Python based NLP toolkit for analyzing LINE chat logs, but eventually other logs
Usage: A GUI is currently being put together. When its finally put together and handles current analysis already implemented, then I'll commit it to the repository.
LINE (http://line.me/en/) is an Instant Messenger style chat program created by NAVER Japan. It has gained popularity in Japan primarily because of the ability to use Stickers, which are fancy emote-pictures.
One of the other features about the application is that you can create groups and invite a large number of people to particapte in a chat. These groups are persistant and messages posted to the chat will be updated on your application when you open the group chat back up again even if you weren't looking at it.

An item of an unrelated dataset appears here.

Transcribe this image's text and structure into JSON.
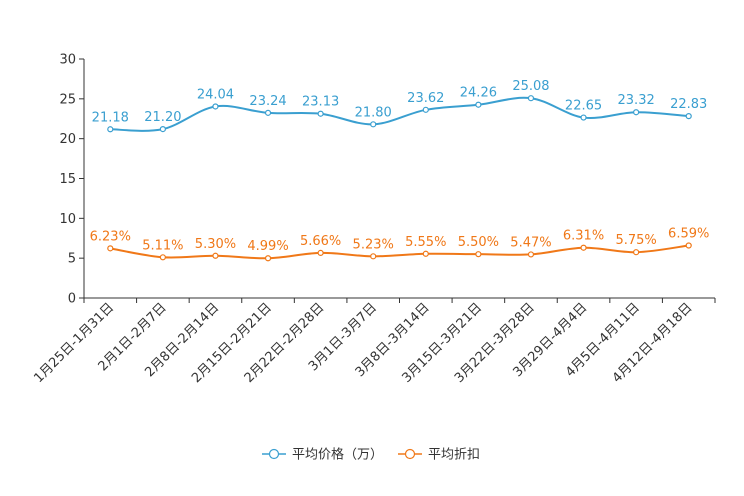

The idea for this analysis package came to me when I realized that some of the groups I particpate in tend to see a lot of chatter. On an average day, 600 new messages/events posted in the chat. I got curious as to the content of what was being talked about. With nearly 300,000 events from a single chat, it seemed like an interesting thing to try.
Learning Goals: Natural Language Processing using Python NLTK
Analysis that can be done (eventually).
Event counts and the ability to specify specific events types. Event distribution based on time of day or day of week.
Word Frequency distribution: Strip out STOP words, like "the" "a" "he," words with little content, and find out which words were mentioned the most.
Word Frequency distrib. by User: Same as above but specify a specific user.
Topic clustering: This is the analysis I want to get to most. The idea is to try and cluster chunks of the chat and figure out what the topic is about. This is the most difficult as it will likely require me to build a corpus that better reflects the region that most people are in and the topics that might come up.
Corpus builder: Build a corpus from a chat?